We want to know $P(n)$, the probability of 3 (or more) consecutive successes happening at least once in $n$ trials.
$P(3)$ is $p^3$
$P(4)$ is $p^3 + qp^3$
i.e. the first 3 (and then we don't care), OR not the first one but the next three
$P(5)$ is $p^3 + qp^3 + q^2p^3 + qp^4$
If we let $Q(n)$ be $1-P(n)$ and consider further trials to a string of trials with no successes, we see (a 3rd order recurrence relation)
$Q(n)=qQ(n−1)+pqQ(n−2)+p^2qQ(n−3)$ for $n≥3$, $1$ otherwise
This well explained in https://math.stackexchange.com/q/1176022 (thanks @awkward)
My question is: can the solution be written explicitly as a function of $n$.
e.g. Could we solve say $P(20)$ without resorting to a computer program?

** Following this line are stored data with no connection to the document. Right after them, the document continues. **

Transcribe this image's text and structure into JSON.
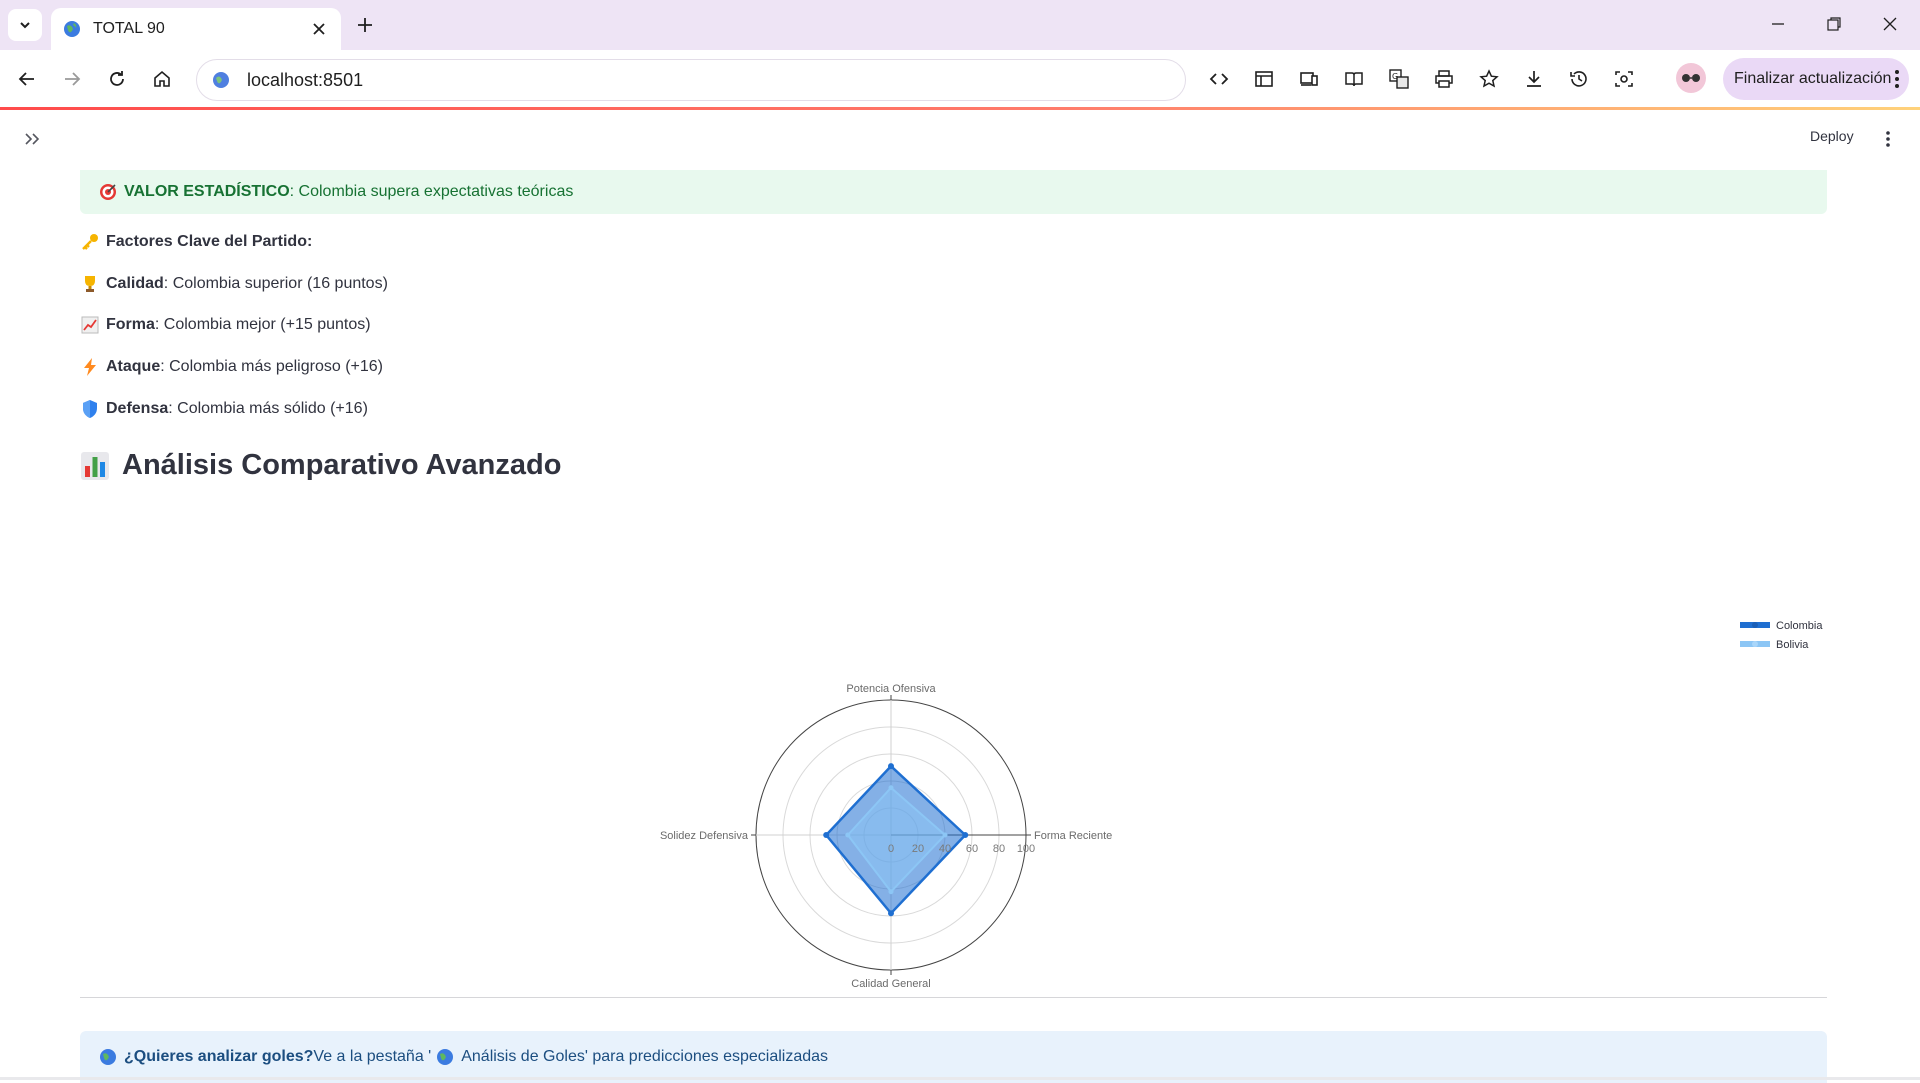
{
  "browser": {
    "tab_title": "TOTAL 90",
    "url": "localhost:8501",
    "update_button": "Finalizar actualización"
  },
  "app": {
    "deploy_label": "Deploy",
    "success": {
      "label": "VALOR ESTADÍSTICO",
      "text": ": Colombia supera expectativas teóricas"
    },
    "factors": {
      "heading": "Factores Clave del Partido:",
      "items": [
        {
          "label": "Calidad",
          "text": ": Colombia superior (16 puntos)",
          "icon": "trophy-icon"
        },
        {
          "label": "Forma",
          "text": ": Colombia mejor (+15 puntos)",
          "icon": "chart-up-icon"
        },
        {
          "label": "Ataque",
          "text": ": Colombia más peligroso (+16)",
          "icon": "lightning-icon"
        },
        {
          "label": "Defensa",
          "text": ": Colombia más sólido (+16)",
          "icon": "shield-icon"
        }
      ]
    },
    "section_title": "Análisis Comparativo Avanzado",
    "info": {
      "label": "¿Quieres analizar goles?",
      "text_before": " Ve a la pestaña '",
      "text_after": " Análisis de Goles' para predicciones especializadas"
    }
  },
  "chart_data": {
    "type": "radar",
    "axes": [
      "Potencia Ofensiva",
      "Forma Reciente",
      "Calidad General",
      "Solidez Defensiva"
    ],
    "radial_ticks": [
      "0",
      "20",
      "40",
      "60",
      "80",
      "100"
    ],
    "radial_range": [
      0,
      100
    ],
    "series": [
      {
        "name": "Colombia",
        "values": [
          51,
          55,
          58,
          48
        ],
        "color": "#1f6fd1"
      },
      {
        "name": "Bolivia",
        "values": [
          35,
          40,
          42,
          32
        ],
        "color": "#8cc6f5"
      }
    ],
    "legend_position": "top-right",
    "grid": true
  }
}
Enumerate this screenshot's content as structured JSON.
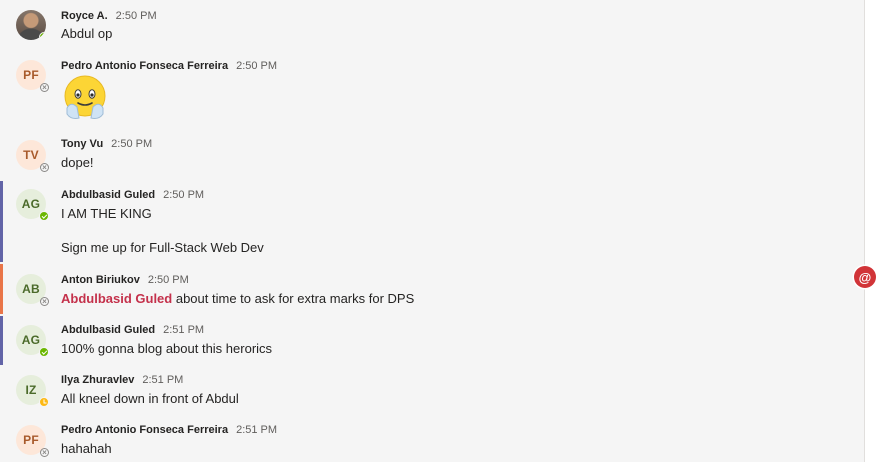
{
  "colors": {
    "available": "#6bb700",
    "away": "#fdb913",
    "mention": "#c4314b",
    "mark_purple": "#6264a7",
    "mark_orange": "#e97548"
  },
  "mention_badge": {
    "label": "@",
    "icon": "at-icon"
  },
  "messages": [
    {
      "author": "Royce A.",
      "time": "2:50 PM",
      "avatar": "",
      "presence": "available",
      "text": "Abdul op"
    },
    {
      "author": "Pedro Antonio Fonseca Ferreira",
      "time": "2:50 PM",
      "avatar": "PF",
      "presence": "offline",
      "emoji": "praying-emoji"
    },
    {
      "author": "Tony Vu",
      "time": "2:50 PM",
      "avatar": "TV",
      "presence": "offline",
      "text": "dope!"
    },
    {
      "author": "Abdulbasid Guled",
      "time": "2:50 PM",
      "avatar": "AG",
      "presence": "available",
      "text": "I AM THE KING",
      "text2": "Sign me up for Full-Stack Web Dev"
    },
    {
      "author": "Anton Biriukov",
      "time": "2:50 PM",
      "avatar": "AB",
      "presence": "offline",
      "mention": "Abdulbasid Guled",
      "text": " about time to ask for extra marks for DPS"
    },
    {
      "author": "Abdulbasid Guled",
      "time": "2:51 PM",
      "avatar": "AG",
      "presence": "available",
      "text": "100% gonna blog about this herorics"
    },
    {
      "author": "Ilya Zhuravlev",
      "time": "2:51 PM",
      "avatar": "IZ",
      "presence": "away",
      "text": "All kneel down in front of Abdul"
    },
    {
      "author": "Pedro Antonio Fonseca Ferreira",
      "time": "2:51 PM",
      "avatar": "PF",
      "presence": "offline",
      "text": "hahahah"
    }
  ]
}
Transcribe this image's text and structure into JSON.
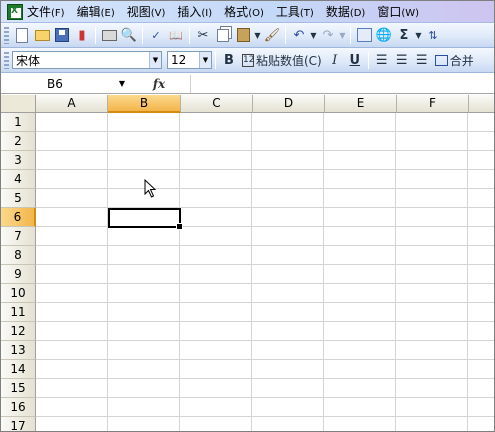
{
  "menubar": {
    "items": [
      {
        "label": "文件",
        "key": "(F)"
      },
      {
        "label": "编辑",
        "key": "(E)"
      },
      {
        "label": "视图",
        "key": "(V)"
      },
      {
        "label": "插入",
        "key": "(I)"
      },
      {
        "label": "格式",
        "key": "(O)"
      },
      {
        "label": "工具",
        "key": "(T)"
      },
      {
        "label": "数据",
        "key": "(D)"
      },
      {
        "label": "窗口",
        "key": "(W)"
      }
    ]
  },
  "format_toolbar": {
    "font_name": "宋体",
    "font_size": "12",
    "bold": "B",
    "paste_values": "粘贴数值(C)",
    "italic": "I",
    "underline": "U",
    "merge": "合并"
  },
  "standard_toolbar": {
    "sum": "Σ"
  },
  "formula_bar": {
    "name_box": "B6",
    "fx": "fx"
  },
  "grid": {
    "columns": [
      "A",
      "B",
      "C",
      "D",
      "E",
      "F"
    ],
    "rows": [
      "1",
      "2",
      "3",
      "4",
      "5",
      "6",
      "7",
      "8",
      "9",
      "10",
      "11",
      "12",
      "13",
      "14",
      "15",
      "16",
      "17"
    ],
    "selected_column": "B",
    "selected_row": "6"
  },
  "colors": {
    "selection_header": "#f3b54c",
    "menubar": "#c4d8f7"
  }
}
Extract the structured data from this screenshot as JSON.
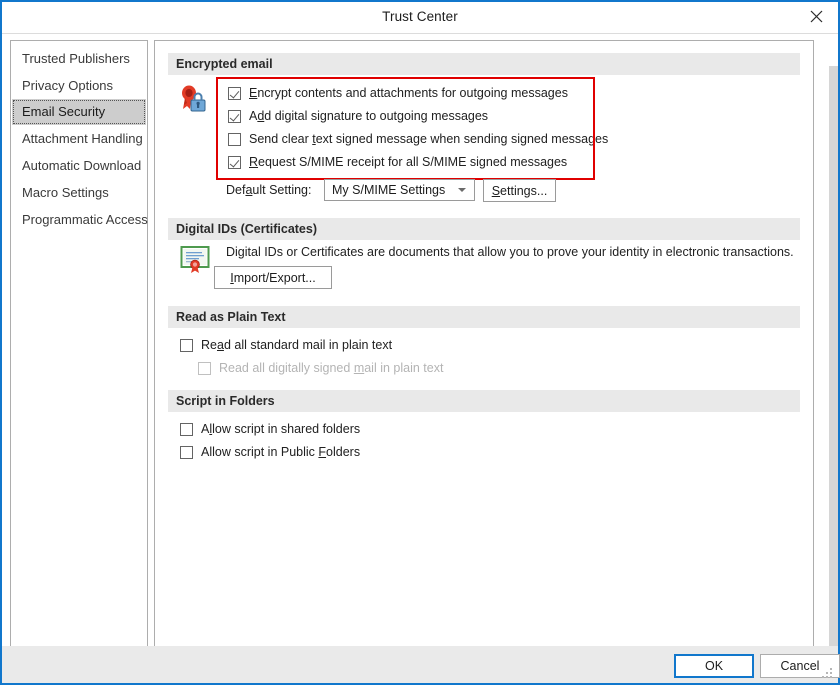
{
  "window": {
    "title": "Trust Center",
    "close_icon": "close-icon",
    "accent_color": "#1177cc"
  },
  "sidebar": {
    "items": [
      {
        "label": "Trusted Publishers",
        "selected": false
      },
      {
        "label": "Privacy Options",
        "selected": false
      },
      {
        "label": "Email Security",
        "selected": true
      },
      {
        "label": "Attachment Handling",
        "selected": false
      },
      {
        "label": "Automatic Download",
        "selected": false
      },
      {
        "label": "Macro Settings",
        "selected": false
      },
      {
        "label": "Programmatic Access",
        "selected": false
      }
    ]
  },
  "sections": {
    "encrypted_email": {
      "heading": "Encrypted email",
      "icon": "certificate-lock-icon",
      "highlight_color": "#e00000",
      "checkboxes": [
        {
          "label": "Encrypt contents and attachments for outgoing messages",
          "accel": "E",
          "checked": true,
          "enabled": true
        },
        {
          "label": "Add digital signature to outgoing messages",
          "accel": "d",
          "checked": true,
          "enabled": true
        },
        {
          "label": "Send clear text signed message when sending signed messages",
          "accel": "t",
          "checked": false,
          "enabled": true
        },
        {
          "label": "Request S/MIME receipt for all S/MIME signed messages",
          "accel": "R",
          "checked": true,
          "enabled": true
        }
      ],
      "default_setting_label": "Default Setting:",
      "default_setting_accel": "a",
      "default_setting_value": "My S/MIME Settings",
      "settings_button": "Settings...",
      "settings_button_accel": "S"
    },
    "digital_ids": {
      "heading": "Digital IDs (Certificates)",
      "icon": "certificate-document-icon",
      "description": "Digital IDs or Certificates are documents that allow you to prove your identity in electronic transactions.",
      "import_export_button": "Import/Export...",
      "import_export_accel": "I"
    },
    "read_as_plain_text": {
      "heading": "Read as Plain Text",
      "checkboxes": [
        {
          "label": "Read all standard mail in plain text",
          "accel": "a",
          "checked": false,
          "enabled": true
        },
        {
          "label": "Read all digitally signed mail in plain text",
          "accel": "m",
          "checked": false,
          "enabled": false
        }
      ]
    },
    "script_in_folders": {
      "heading": "Script in Folders",
      "checkboxes": [
        {
          "label": "Allow script in shared folders",
          "accel": "l",
          "checked": false,
          "enabled": true
        },
        {
          "label": "Allow script in Public Folders",
          "accel": "F",
          "checked": false,
          "enabled": true
        }
      ]
    }
  },
  "footer": {
    "ok_label": "OK",
    "cancel_label": "Cancel"
  }
}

Yes, you can give an explicit formula for $P(n)$. We will answer the complimentary question, finding the probability that there are never $3$ or more consecutive successes.
First, we find the number of outcomes where there are exactly $k$ successes, with no three successes in a row. There are $n-k$ failures, which divide the successes into $n-k+1$ contiguous blocks. Each block must have at most $2$ successes. Therefore, this is equivalent to counting nonnegative integer solutions to the equation $$ x_{1}+\dots+x_{n-k+1}=k, \\ 0\le x_i\le 2\;\text{ for each $i\in \{1,\dots,n-k+1\}$} $$ This problem is well-known, and the solution is $$ \sum_{i=0}^{n-k+1}(-1)^i\binom{n-k+1}{i}\binom{n-3i}{k-3i} $$ Putting this altogether, $$ 1-P(n)=\sum_{k=0}^n p^kq^{n-k} \sum_{i=0}^{n-k+1}(-1)^i \binom{n-k+1}i\binom{n-3i}{k-3i} $$ Some people would not call this a "closed" form, but it is an explicit formula for $P(n)$, since you are not required to know earlier values of $P(n-i)$ to compute $P(n)$.